Before you can swim, you first, if an adult, have to learn how to do so.
Quote from dbphoenix:
I suggest you go over a few days' PA and examine those points at which you would have scratched and note which of those trades would have amounted to something if you hadn't scratched and which would have just lain there.
Of those that went on to a worthwhile and tradeable move, what exactly were the conditions for that move that you could have used to alert yourself not to scratch? Could you have re-entered these trades and made money anyway?
Quote from dbphoenix:
...what exactly were the conditions for that move...
A short excerpt taken from the original post, of which began poorly, and somewhat deteriorated towards the end.
I can only imagine how frustrated your students would become whilst contemplating, 'exact conditions'.
Quote from DR.BOUYE:
Quote from dbphoenix:
...what exactly were the conditions for that move...
A short excerpt taken from the original post, of which began poorly, and somewhat deteriorated towards the end.
I can only imagine how frustrated your students would become whilst contemplating, 'exact conditions'.
I'm not quite sure what your agenda is here, but it appears that you've made an error in interpreting the context necessary to comprehend the meaning of DB's statement. Perhaps due to a lack of familiarity with the content in these threads. How much of them have you read?
The question, "What [in specific] are common conditions involved in movements that continue in the dominant direction after breaking a demand / supply line?" is quite answerable, and really shouldn't generate much frustration to anyone participating in this framework of viewing the market.
I can tell you that downside movements which break a supply line with sideways congestion after passing through an important support zone are more likely to continue downwards than movements whose supply lines are broken on increasing price and volume right after a double bottom.
Once one becomes sensitive to these conditions though observation and testing, they could choose to give price in scenarios like the former a point or two of additional room to resume dropping before an exit, and close their position immediately in scenarios like the latter.
Hopefully this clarifies the issue at hand somewhat for you, assuming you actually want to learn about it.
Quote from llIHeroic:
The question, "What [in specific] are common conditions involved in movements that continue in the dominant direction after breaking a demand / supply line?" is quite answerable, and really shouldn't generate much frustration to anyone participating in this framework of viewing the market.

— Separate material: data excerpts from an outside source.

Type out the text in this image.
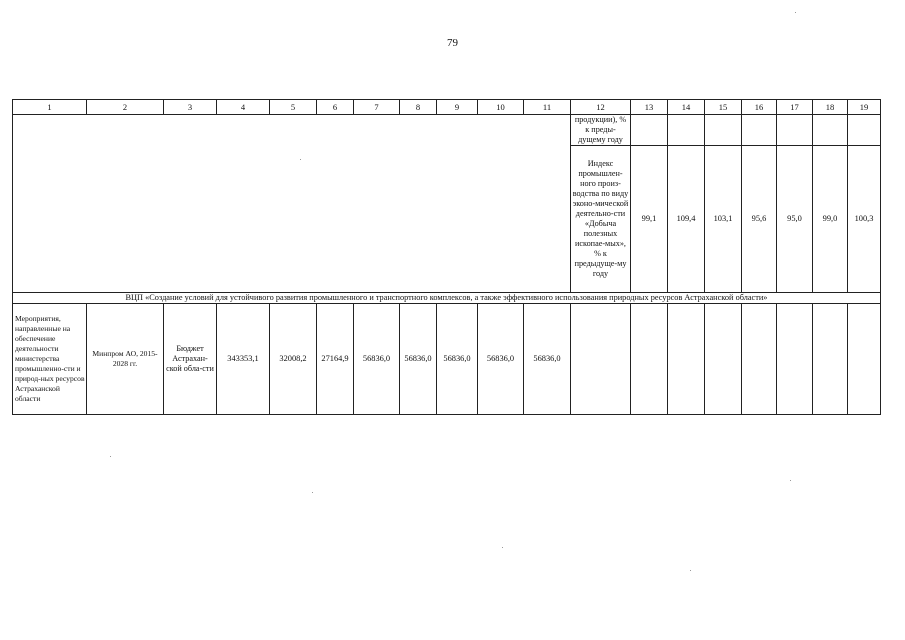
79
1	2	3	4	5	6	7	8	9	10	11	12	13	14	15	16	17	18	19
											продукции), % к преды-дущему году							
											Индекс промышлен-ного произ-водства по виду эконо-мической деятельно-сти «Добыча полезных ископае-мых», % к предыдуще-му году	99,1	109,4	103,1	95,6	95,0	99,0	100,3
ВЦП «Создание условий для устойчивого развития промышленного и транспортного комплексов, а также эффективного использования природных ресурсов Астраханской области»																		
Мероприятия, направленные на обеспечение деятельности министерства промышленно-сти и природ-ных ресурсов Астраханской области	Минпром АО, 2015-2028 гг.	Бюджет Астрахан-ской обла-сти	343353,1	32008,2	27164,9	56836,0	56836,0	56836,0	56836,0	56836,0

I can tell you that downside movements which break a supply line with sideways congestion after passing through an important support zone are more likely to continue downwards than movements whose supply lines are broken on increasing price and volume right after a double bottom.
Once one becomes sensitive to these conditions though observation and testing, they could choose to give price in scenarios like the former a point or two of additional room to resume dropping before an exit, and close their position immediately in scenarios like the latter.